Borse europee contrastate mentre i futures di Wall Street viaggiano in calo all’indomani della riunione della Federal Reserve e dei guadagni messi a segni dai principali indici americani.
A Piazza Affari il Ftse Mib avanza dell’1,0% in area 21.700 punti, seguito dal Cac 40 di Parigi (+0,1%), il Dax di Francoforte (flat), il Ftse 100 di Londra (-0,2%) e l’Ibex 35 di Madrid (-1,3%).

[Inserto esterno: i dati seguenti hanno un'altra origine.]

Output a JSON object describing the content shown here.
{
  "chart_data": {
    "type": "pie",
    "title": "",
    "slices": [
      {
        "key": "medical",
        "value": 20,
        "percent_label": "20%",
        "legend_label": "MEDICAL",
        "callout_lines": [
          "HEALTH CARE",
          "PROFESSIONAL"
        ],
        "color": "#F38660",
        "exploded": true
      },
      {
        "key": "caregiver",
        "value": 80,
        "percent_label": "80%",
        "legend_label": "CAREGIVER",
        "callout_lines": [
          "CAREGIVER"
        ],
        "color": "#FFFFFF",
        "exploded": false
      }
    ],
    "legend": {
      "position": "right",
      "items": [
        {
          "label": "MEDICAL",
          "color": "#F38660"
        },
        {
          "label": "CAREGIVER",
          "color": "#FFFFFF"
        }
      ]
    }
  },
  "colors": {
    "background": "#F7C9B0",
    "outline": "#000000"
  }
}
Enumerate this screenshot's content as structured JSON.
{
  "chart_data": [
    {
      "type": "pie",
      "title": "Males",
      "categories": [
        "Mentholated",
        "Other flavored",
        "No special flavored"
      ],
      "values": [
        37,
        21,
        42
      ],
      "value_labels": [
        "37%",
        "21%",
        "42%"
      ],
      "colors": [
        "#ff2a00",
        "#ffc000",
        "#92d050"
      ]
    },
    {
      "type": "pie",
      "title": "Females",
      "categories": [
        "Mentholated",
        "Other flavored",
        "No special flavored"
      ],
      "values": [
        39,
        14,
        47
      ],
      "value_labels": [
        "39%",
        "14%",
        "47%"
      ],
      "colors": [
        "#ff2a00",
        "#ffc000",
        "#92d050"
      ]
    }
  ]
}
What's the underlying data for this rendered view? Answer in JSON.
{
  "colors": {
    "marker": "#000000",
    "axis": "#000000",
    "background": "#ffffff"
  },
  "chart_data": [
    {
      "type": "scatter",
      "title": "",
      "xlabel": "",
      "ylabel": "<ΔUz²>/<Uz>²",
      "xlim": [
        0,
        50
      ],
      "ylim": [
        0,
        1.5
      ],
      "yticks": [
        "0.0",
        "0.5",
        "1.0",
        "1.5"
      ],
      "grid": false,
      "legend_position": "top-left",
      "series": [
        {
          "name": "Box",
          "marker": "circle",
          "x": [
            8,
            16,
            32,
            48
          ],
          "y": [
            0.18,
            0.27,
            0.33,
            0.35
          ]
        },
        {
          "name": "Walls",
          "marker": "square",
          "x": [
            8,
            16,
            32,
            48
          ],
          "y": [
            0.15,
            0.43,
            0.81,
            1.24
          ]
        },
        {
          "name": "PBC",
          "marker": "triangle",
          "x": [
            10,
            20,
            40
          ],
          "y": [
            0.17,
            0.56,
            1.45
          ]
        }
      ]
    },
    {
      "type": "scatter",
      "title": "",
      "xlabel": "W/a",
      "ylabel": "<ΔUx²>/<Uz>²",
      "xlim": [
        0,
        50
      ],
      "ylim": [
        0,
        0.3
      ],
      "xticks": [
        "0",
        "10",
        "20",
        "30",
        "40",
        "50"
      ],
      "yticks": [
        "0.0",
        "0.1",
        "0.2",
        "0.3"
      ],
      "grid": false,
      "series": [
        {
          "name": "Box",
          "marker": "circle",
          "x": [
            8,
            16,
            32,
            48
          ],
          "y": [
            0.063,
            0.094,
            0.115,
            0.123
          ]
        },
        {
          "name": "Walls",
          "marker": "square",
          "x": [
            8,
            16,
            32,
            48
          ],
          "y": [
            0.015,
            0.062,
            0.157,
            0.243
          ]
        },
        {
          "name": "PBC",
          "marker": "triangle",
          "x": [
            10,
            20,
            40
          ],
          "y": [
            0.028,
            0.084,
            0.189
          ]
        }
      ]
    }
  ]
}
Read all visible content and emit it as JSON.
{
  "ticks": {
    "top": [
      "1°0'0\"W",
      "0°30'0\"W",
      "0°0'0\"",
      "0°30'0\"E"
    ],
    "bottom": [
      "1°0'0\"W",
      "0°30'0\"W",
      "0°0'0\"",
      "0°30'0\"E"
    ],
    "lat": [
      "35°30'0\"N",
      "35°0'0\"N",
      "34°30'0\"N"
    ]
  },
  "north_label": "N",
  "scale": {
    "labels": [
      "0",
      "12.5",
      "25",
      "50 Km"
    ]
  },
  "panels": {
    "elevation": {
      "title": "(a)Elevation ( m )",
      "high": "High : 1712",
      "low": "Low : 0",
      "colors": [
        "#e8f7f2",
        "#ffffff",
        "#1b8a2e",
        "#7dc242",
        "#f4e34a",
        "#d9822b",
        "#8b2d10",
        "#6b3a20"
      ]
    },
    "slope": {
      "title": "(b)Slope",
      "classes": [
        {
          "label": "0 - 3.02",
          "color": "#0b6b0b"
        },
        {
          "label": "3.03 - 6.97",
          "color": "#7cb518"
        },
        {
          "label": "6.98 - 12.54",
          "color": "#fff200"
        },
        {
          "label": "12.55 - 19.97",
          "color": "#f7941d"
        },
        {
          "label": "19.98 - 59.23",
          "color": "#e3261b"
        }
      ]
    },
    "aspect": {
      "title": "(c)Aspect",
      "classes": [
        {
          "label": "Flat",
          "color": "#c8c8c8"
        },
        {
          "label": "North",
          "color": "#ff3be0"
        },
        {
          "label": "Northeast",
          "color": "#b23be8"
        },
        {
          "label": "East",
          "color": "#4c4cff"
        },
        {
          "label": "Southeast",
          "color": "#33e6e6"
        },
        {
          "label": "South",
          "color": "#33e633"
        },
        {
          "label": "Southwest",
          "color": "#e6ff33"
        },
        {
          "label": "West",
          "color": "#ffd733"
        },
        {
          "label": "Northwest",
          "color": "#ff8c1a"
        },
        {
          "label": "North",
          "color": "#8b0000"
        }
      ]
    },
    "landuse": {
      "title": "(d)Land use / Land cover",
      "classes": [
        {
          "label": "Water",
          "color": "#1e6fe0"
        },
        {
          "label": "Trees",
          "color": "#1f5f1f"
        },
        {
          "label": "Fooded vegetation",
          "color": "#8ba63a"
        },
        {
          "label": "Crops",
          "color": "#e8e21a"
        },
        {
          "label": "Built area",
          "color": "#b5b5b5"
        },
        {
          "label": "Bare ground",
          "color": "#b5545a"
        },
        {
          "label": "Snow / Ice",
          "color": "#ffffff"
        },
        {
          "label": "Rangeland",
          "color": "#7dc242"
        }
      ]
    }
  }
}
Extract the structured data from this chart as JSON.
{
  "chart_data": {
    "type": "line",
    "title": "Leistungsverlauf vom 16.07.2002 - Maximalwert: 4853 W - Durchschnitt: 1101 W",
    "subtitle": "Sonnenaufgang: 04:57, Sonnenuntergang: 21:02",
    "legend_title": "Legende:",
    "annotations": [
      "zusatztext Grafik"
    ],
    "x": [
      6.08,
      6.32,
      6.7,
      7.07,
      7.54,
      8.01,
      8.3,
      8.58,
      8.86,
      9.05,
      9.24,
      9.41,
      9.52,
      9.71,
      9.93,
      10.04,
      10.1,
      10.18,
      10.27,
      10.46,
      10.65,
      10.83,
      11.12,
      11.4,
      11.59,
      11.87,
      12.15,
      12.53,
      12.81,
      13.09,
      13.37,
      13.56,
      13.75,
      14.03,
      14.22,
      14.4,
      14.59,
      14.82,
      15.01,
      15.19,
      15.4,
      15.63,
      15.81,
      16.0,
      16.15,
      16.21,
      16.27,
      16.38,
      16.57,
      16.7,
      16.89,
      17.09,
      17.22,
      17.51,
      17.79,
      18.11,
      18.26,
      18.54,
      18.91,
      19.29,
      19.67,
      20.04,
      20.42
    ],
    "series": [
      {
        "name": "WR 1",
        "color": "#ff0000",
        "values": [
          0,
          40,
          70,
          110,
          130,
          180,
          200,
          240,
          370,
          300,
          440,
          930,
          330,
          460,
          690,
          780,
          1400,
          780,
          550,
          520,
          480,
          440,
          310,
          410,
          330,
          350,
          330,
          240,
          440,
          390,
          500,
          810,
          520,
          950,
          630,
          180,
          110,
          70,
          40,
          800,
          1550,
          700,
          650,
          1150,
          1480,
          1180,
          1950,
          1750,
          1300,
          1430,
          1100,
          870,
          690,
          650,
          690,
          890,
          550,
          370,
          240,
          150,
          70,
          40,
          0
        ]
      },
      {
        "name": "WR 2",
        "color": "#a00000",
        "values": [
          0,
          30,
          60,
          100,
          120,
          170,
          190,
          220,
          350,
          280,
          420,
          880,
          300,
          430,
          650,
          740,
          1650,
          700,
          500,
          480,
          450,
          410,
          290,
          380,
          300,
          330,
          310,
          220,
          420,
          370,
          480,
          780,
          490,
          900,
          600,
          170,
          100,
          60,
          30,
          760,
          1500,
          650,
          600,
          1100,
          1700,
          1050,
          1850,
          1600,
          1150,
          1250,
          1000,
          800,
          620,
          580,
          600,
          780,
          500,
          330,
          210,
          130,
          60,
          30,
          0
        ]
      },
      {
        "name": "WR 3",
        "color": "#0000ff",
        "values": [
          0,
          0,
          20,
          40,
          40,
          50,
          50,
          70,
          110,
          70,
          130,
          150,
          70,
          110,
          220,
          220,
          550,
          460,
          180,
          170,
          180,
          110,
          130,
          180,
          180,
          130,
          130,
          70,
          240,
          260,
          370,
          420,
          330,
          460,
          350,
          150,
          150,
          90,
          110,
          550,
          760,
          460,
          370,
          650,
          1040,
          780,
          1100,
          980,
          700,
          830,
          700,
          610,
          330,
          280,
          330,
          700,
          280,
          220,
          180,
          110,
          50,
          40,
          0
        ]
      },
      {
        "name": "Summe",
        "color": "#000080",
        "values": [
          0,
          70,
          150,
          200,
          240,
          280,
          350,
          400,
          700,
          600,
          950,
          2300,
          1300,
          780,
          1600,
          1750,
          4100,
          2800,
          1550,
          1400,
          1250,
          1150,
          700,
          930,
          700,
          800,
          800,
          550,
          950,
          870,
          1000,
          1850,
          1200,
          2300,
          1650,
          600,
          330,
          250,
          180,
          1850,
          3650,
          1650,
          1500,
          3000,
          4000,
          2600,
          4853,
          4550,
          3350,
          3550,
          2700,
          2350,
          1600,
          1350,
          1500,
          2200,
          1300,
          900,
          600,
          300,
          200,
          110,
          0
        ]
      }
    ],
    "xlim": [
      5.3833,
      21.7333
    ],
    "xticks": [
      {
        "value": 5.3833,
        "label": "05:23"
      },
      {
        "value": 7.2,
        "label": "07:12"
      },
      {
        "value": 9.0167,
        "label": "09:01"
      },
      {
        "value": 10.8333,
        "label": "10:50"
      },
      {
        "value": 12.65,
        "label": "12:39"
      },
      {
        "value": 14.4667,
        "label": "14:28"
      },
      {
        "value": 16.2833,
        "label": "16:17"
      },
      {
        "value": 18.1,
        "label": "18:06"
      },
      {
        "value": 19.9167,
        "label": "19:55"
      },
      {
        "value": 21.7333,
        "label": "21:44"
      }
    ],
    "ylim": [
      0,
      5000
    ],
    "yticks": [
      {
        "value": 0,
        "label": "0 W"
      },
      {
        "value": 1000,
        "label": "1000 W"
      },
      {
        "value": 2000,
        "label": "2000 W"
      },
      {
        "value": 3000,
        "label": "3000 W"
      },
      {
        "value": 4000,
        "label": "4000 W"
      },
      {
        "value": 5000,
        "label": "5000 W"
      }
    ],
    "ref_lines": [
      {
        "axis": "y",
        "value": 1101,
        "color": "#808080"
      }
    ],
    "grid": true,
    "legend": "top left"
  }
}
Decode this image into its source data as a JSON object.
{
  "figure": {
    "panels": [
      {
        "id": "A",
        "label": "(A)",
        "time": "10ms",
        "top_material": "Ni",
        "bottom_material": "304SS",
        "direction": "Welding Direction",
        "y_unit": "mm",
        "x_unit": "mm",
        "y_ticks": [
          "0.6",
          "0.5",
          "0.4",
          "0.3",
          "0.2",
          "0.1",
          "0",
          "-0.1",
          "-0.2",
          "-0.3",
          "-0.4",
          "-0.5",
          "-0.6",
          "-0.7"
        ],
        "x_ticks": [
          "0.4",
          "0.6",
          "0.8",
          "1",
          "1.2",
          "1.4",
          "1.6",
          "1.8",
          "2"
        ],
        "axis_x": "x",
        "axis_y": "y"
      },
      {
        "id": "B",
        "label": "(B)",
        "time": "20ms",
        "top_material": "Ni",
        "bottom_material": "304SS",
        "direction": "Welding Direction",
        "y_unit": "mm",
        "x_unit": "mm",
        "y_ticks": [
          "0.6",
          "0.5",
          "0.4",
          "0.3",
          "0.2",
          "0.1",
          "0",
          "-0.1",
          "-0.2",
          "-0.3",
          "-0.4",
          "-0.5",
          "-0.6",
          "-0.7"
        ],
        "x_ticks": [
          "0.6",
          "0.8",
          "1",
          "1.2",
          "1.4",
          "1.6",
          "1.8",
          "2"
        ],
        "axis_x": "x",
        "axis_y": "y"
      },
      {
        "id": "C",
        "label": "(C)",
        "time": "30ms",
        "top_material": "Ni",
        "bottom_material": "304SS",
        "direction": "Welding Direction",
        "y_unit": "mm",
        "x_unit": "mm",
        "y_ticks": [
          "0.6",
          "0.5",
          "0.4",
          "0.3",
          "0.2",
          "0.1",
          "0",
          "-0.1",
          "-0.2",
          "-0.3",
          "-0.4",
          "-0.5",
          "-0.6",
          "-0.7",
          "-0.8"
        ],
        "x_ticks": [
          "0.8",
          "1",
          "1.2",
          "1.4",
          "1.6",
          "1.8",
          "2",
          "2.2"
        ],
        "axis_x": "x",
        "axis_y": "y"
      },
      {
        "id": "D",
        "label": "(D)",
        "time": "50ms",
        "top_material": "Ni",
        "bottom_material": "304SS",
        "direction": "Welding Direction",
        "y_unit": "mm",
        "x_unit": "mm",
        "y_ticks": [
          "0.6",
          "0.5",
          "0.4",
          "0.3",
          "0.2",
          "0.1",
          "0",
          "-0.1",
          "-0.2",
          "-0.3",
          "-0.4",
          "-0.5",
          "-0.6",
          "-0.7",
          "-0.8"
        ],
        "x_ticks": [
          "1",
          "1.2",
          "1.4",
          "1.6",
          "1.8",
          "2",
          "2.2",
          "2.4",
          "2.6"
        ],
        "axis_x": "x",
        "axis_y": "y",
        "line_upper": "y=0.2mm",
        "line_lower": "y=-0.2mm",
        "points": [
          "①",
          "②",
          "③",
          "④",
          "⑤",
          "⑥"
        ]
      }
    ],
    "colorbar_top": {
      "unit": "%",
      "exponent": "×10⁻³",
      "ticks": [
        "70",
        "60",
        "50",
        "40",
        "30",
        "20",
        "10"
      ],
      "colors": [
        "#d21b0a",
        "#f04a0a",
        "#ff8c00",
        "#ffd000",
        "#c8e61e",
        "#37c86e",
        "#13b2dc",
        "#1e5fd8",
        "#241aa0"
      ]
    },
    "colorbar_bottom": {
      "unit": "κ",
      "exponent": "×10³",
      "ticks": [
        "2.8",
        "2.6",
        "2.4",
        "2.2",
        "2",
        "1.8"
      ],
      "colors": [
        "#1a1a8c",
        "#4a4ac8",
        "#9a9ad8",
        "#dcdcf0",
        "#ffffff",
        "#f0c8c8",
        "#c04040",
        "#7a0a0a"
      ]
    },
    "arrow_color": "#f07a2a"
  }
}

Ribassi per i derivati su Dow Jones, S&P500 e Nasdaq, in particolare per il listino tecnologico che ieri ha registrato la miglior seduta dal 2020 con un balzo del 4,1%.
La banca centrale americana ha alzato i tassi di interesse di 75 punti base per la seconda volta consecutiva, anticipando una mossa simile per settembre e ribadendo il proprio impegno nella lotta all’inflazione.
Il presidente Jerome Powell ha precisato che il ritmo dei rialzi dei tassi rallenterà in futuro e che la politica monetaria verrà stabilita di volta in volta. Un cambiamento motivato dai segnali di rallentamento dell’economia e che fa sperare in una Fed meno aggressiva.
Riflettori puntati anche sui risultati societari, in attesa dei conti dei colossi Apple, Amazon e Intel. Ieri Meta Platforms ha evidenziato la prima contrazione trimestrale dei ricavi della sua storia, mentre Ford ha battuto le attese.
Dall’agenda macroeconomica è giunto il dato sulla fiducia dei consumatori dell’Eurozona, che conferma il peggioramento a -27 punti a luglio, mentre nel pomeriggio sono attesi i prezzi al consumo tedeschi e la prima lettura del Pil statunitense del secondo trimestre.
Sul Forex l’euro/dollaro si riduce a 1,016 e il cambio tra biglietto verde e yen scivola a 135,4. Fra le materie prime, avanzano le quotazioni del greggio con il Brent (+1,8%) a 103,5 dollari e il Wti (+1,8%) a 99,1 dollari, dopo il calo delle scorte statunitensi e le indicazioni della Fed che alleviano i timori di recessione.
Sull’obbligazionario, lo spread Btp-Bund rimane in area 235 punti base, con il rendimento del decennale italiano al 3,30%.
Tornando a Piazza Affari, in una giornata piena di trimestrali, gli acquisti premiano soprattutto Iveco (+4,2%), Moncler (+3,9%) all’indomani dei conti e Stellantis (+3,4%), che ha diffuso risultati superiori alle attese nel primo semestre 2022. In calo invece Saipem (-2,2%), Leonardo (-1,6%) e realizzi su Nexi (-1,5%) dopo il balzo della vigilia.